Revenue increased $451 million over Q1 2016 to $9.5 billion as B2C deliveries rose. Revenue per piece increased across all products, up 2.4% in total, as the company benefitted from previously implemented base rate pricing actions. Next Day Air and Deferred Air shipments were up 3.9% and 4.1% respectively. Operating profit was flat at almost $1.1 billion.

During the quarter, UPS expanded its US domestic service portfolio through an initiative to pick up and deliver Ground products on Saturday in 15 major metropolitan areas. This will be extended to more than 4,700 cities by the peak holiday season in 2017. Operating costs for facility construction and the Saturday initiative increased operating costs by approximately $35 million during the quarter. Headwinds from the fuel surcharge lag, some unusual weather and a facility fire, totalled about $50 million in one-time costs in Q1.

Turning to International, Abney underlined that the segment continued to show “excellent operating fundamentals and consistent quarterly improvement.”

It generated strong topline growth with increased demand for cross-border shipments. Export shipment growth was strong across all UPS regions, as customers took advantage of the company's expanded portfolio and “industry-leading” customs brokerage solutions.

Revenue totalled more than $3 billion, an increase of 4.9% over Q1 2016 and up 11% on a currency-neutral basis. Currency dragged $119 million this quarter and the full-year impact is expected to be more than $400 million.

The International operating margin was strong at 17.3%, despite the impact of unfavorable currency. Currency-neutral operating profit totalled $648 million compared to $574 million in Q1 2016.

“Customers increasingly selected UPS due to network and time-in-transit improvements, which generated robust, double-digit shipment growth of 14% in Export and 11% in non-US. domestic products.”
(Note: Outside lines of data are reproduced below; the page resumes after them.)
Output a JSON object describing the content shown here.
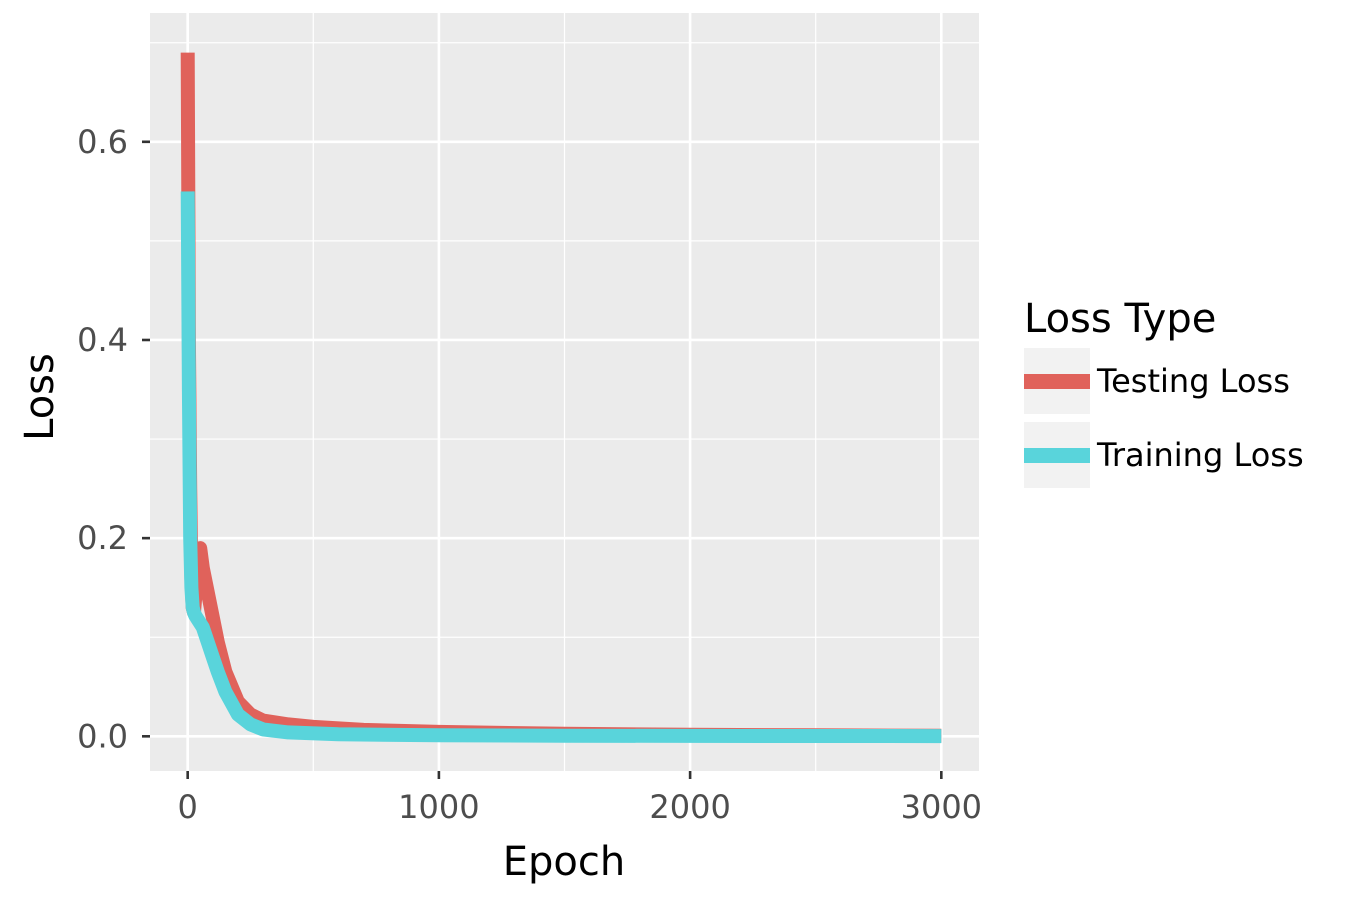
{
  "chart_data": {
    "type": "line",
    "title": "",
    "xlabel": "Epoch",
    "ylabel": "Loss",
    "xlim": [
      -150,
      3150
    ],
    "ylim": [
      -0.035,
      0.73
    ],
    "x_ticks": [
      0,
      1000,
      2000,
      3000
    ],
    "x_tick_labels": [
      "0",
      "1000",
      "2000",
      "3000"
    ],
    "y_ticks": [
      0.0,
      0.2,
      0.4,
      0.6
    ],
    "y_tick_labels": [
      "0.0",
      "0.2",
      "0.4",
      "0.6"
    ],
    "grid": true,
    "legend": {
      "title": "Loss Type",
      "position": "right"
    },
    "series": [
      {
        "name": "Testing Loss",
        "color": "#E0625B",
        "points": [
          [
            0,
            0.69
          ],
          [
            5,
            0.4
          ],
          [
            10,
            0.25
          ],
          [
            15,
            0.16
          ],
          [
            20,
            0.13
          ],
          [
            25,
            0.125
          ],
          [
            30,
            0.14
          ],
          [
            40,
            0.17
          ],
          [
            50,
            0.19
          ],
          [
            60,
            0.17
          ],
          [
            80,
            0.145
          ],
          [
            100,
            0.12
          ],
          [
            120,
            0.095
          ],
          [
            150,
            0.065
          ],
          [
            200,
            0.035
          ],
          [
            250,
            0.022
          ],
          [
            300,
            0.016
          ],
          [
            400,
            0.012
          ],
          [
            500,
            0.0095
          ],
          [
            700,
            0.0065
          ],
          [
            1000,
            0.0045
          ],
          [
            1500,
            0.0025
          ],
          [
            2000,
            0.0015
          ],
          [
            2500,
            0.001
          ],
          [
            3000,
            0.0005
          ]
        ]
      },
      {
        "name": "Training Loss",
        "color": "#59D4DB",
        "points": [
          [
            0,
            0.55
          ],
          [
            5,
            0.35
          ],
          [
            10,
            0.2
          ],
          [
            15,
            0.15
          ],
          [
            20,
            0.13
          ],
          [
            25,
            0.125
          ],
          [
            30,
            0.122
          ],
          [
            40,
            0.118
          ],
          [
            60,
            0.11
          ],
          [
            80,
            0.095
          ],
          [
            100,
            0.08
          ],
          [
            120,
            0.065
          ],
          [
            150,
            0.045
          ],
          [
            200,
            0.022
          ],
          [
            250,
            0.012
          ],
          [
            300,
            0.007
          ],
          [
            400,
            0.004
          ],
          [
            600,
            0.002
          ],
          [
            1000,
            0.001
          ],
          [
            1500,
            0.0006
          ],
          [
            2000,
            0.0004
          ],
          [
            3000,
            0.0002
          ]
        ]
      }
    ]
  }
}
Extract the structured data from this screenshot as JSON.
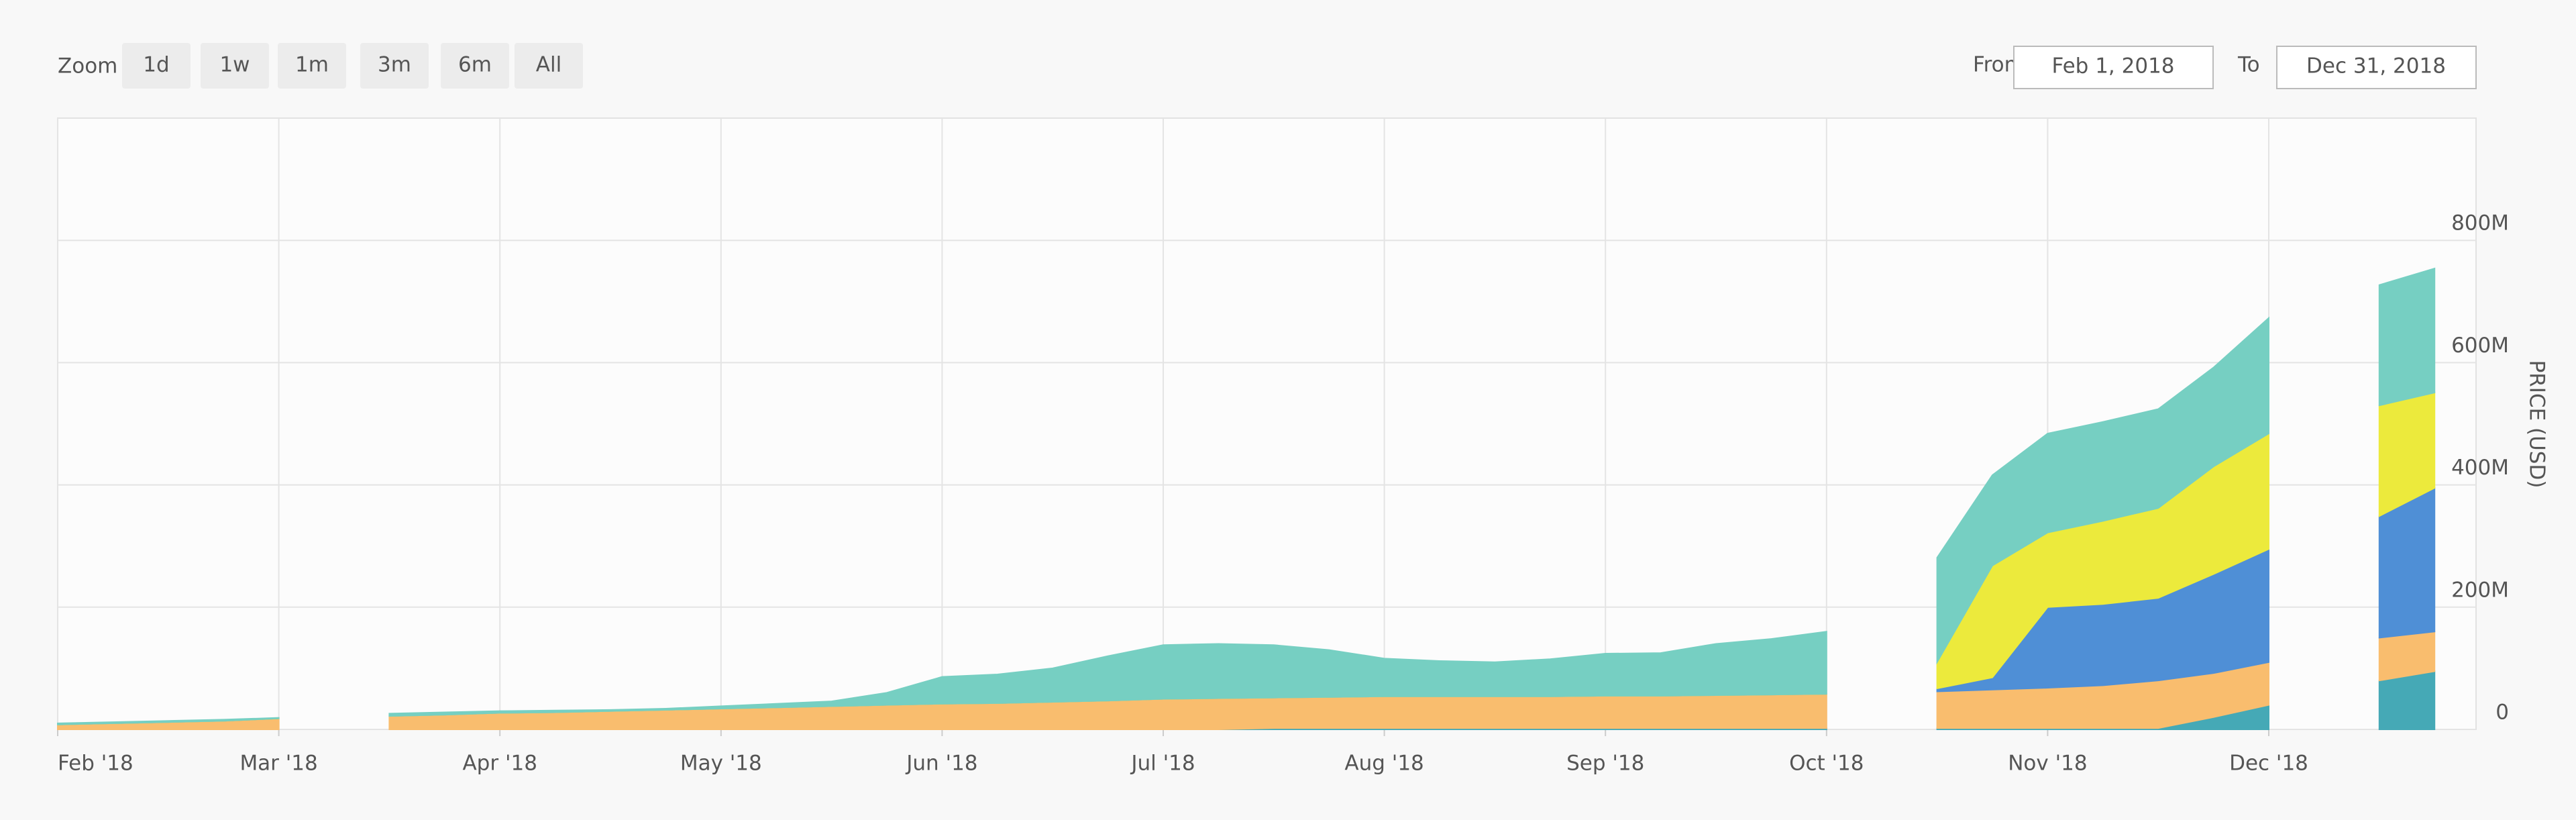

In the Supply Chain and Freight (SCF) segment, revenue increased 13% over Q1 2016 to $2.7 billion due to higher-performing business development programs and improved market conditions across all business units.

“We are extremely pleased with the growth and margin enhancing performance of the Supply Chain and Freight segment this quarter,” Abney said. “The team has been working on growth initiatives, cost reduction programs and business unit portfolio strategies to address unique market conditions for the last several quarters. These initiatives showed excellent progress.”

Tonnage increases in Freight Forwarding and UPS Freight increased revenue while healthcare, retail and aerospace sector performance enhanced strong Distribution results. Coyote Logistics continued to accelerate its growth strategies and gained market share during the quarter.

All SCF business units contributed to segment operating profit of $179 million – growth of 22% – as profit improvement programs generated stronger performance.

Commenting on the Q1 performance and the outlook, Richard Peretz, UPS' CEO said: “First quarter results continue to show the benefit of our operating plan improvements across all business units. Our current momentum, combined with accelerated investment initiatives gives us confidence in our ability to attain our full-year guidance.”